BMFBMF-010221/1921-IV/4/200823.7.20082008

EAS 2987

Wird im Rahmen einer neuen Konzernstrategie von einer deutschen Konzernmuttergesellschaft angeordnet, dass bei einer österreichischen Tochtergesellschaft die Produktion beendet und auf eine polnische Tochtergesellschaft verlagert wird, sind die ertragsteuerlichen Konsequenzen auf der Grundlage von Artikel 9 der DBA mit Deutschland und Polen in Anwendung des Fremdverhaltensgrundsatzes zu beurteilen. Auch wenn es in dem auf die Klärung von Rechtsfragen ausgerichteten ministeriellen EAS-Verfahren nicht möglich ist, Sachverhaltsentscheidungen zu treffen, so spricht doch die Vermutung dafür, dass einerseits zumindest eine Teilbetriebsveräußerung an die polnische Schwestergesellschaft vorliegt, die von dieser fremdüblich abzugelten ist und dass andererseits die österreichische Gesellschaft auf beachtliches Gewinnpotential verzichtet, für das ihr ebenfalls eine Entschädigung gebührt.

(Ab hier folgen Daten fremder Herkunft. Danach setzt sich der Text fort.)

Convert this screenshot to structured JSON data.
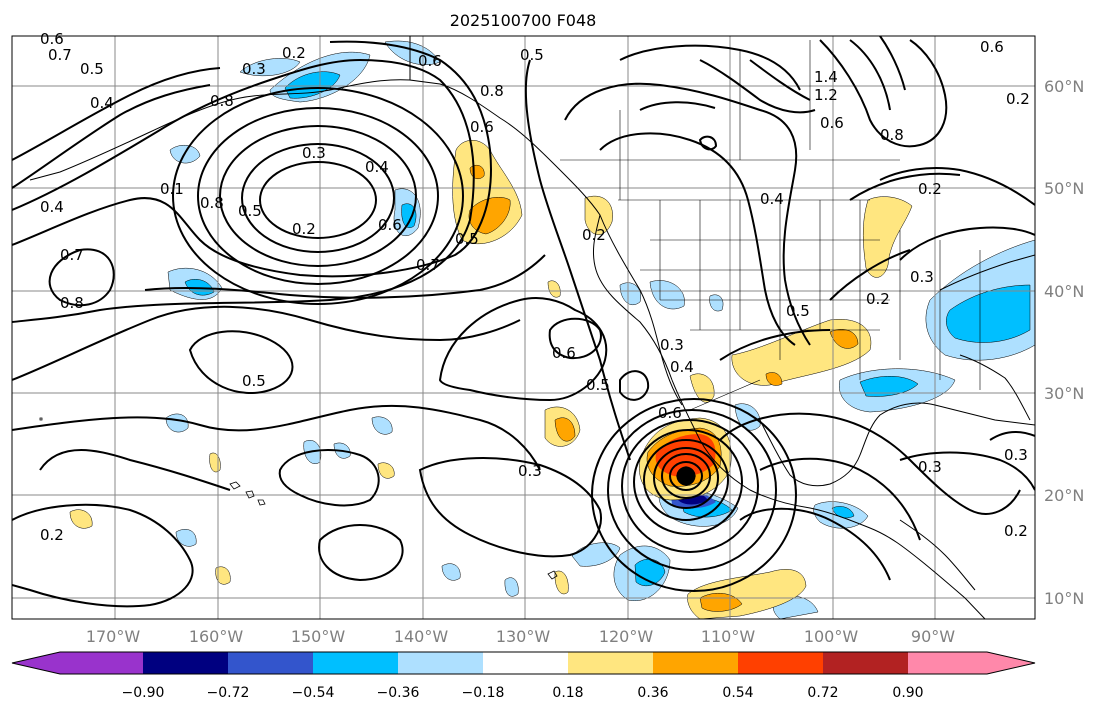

Bei der Feststellung, welche Wirtschaftsgüter im Rahmen der Teilbetriebsveräußerung auf die polnische Schwestergesellschaft übergehen, wird auch zu erheben sein, in welchem Umfang immaterielle Werte (zB Know-How, Vertriebswege, Kundenstamm sowie andere Elemente eines Firmenwertes) abgeltungspflichtig übertragen werden. Eine Analyse der Aufwandstruktur der letzten Jahre kann in diesem Zusammenhang Anhaltspunkte für die Bildung solcher werthaltiger immaterieller Wirtschaftsgüter liefern.

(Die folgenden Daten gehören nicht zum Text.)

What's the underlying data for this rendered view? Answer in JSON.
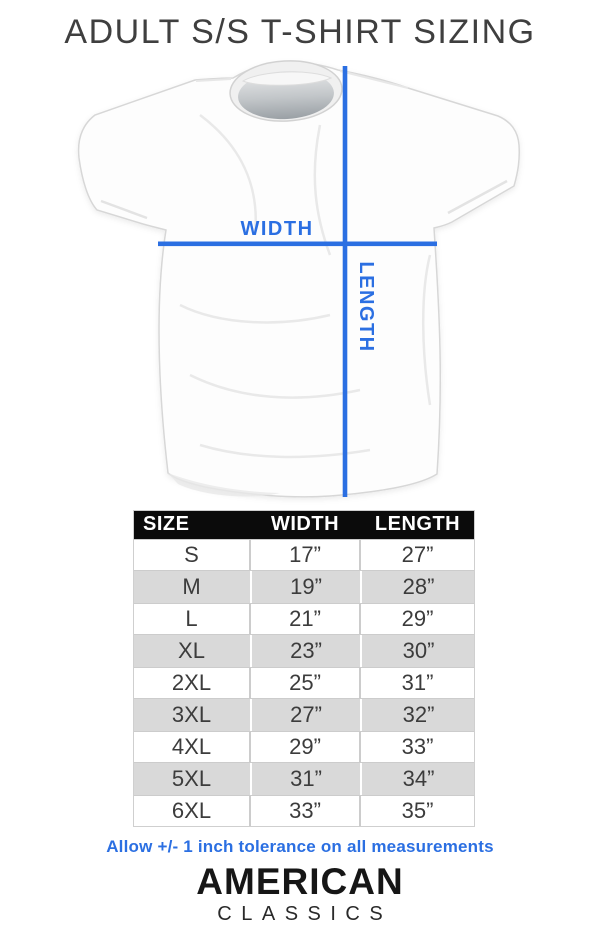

Ein weiterer Aspekt der Funktionsverlagerung betrifft den Entgang von Gewinnchancen, da die österreichische Gesellschaft in den letzten beiden Jahren erhebliche steuerliche Gewinne ausgewiesen hat. Bei der Einschätzung des Wertes dieser entgehenden Gewinne wird wohl auch ein potentiell erhöhter Zinsenaufwand mitzuberücksichtigen sein, der durch anstehende Investitionserfordernisse in der Zukunft verursacht werden könnte.

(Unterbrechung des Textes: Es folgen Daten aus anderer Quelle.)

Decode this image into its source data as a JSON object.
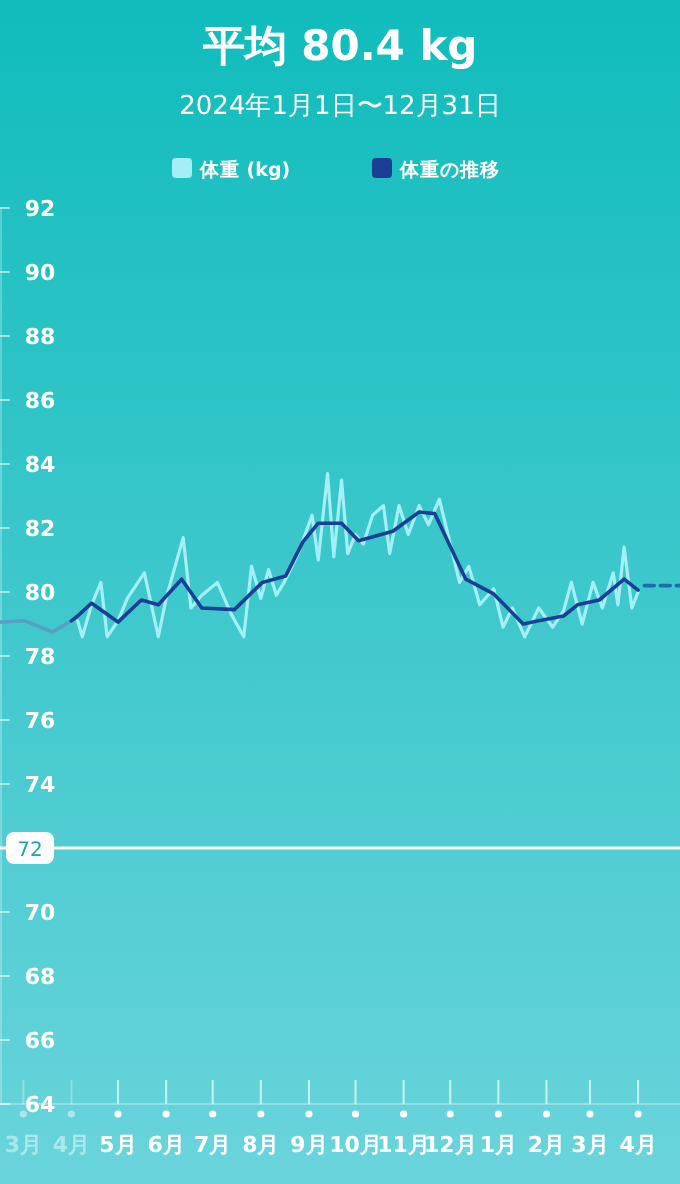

Wäre das österreichische Produktionsunternehmen ein fremdes Unternehmen, kann nicht erwartet werden, dass es ohne Entschädigung zu einem Verzicht auf die Fortführung seiner gewinnbringenden Geschäftstätigkeit bereit sein könnte und dass es daher eine Entschädigung für den Entgang von Gewinnchancen fordern würde. Dem allfälligen Argument, dass die Gesellschaft als fremdes Unternehmen keinen durchsetzbaren Anspruch auf derartige Entschädigungsleistungen hat, wenn dieser nicht in den Produktionsverträgen gegenüber der deutschen Gesellschaft vorbehalten wurde, ist entgegenzuhalten, dass bereits in einem solchen Verzicht auf eine Entschädigungsklausel eine Fremdunüblichkeit gesetzt wurde.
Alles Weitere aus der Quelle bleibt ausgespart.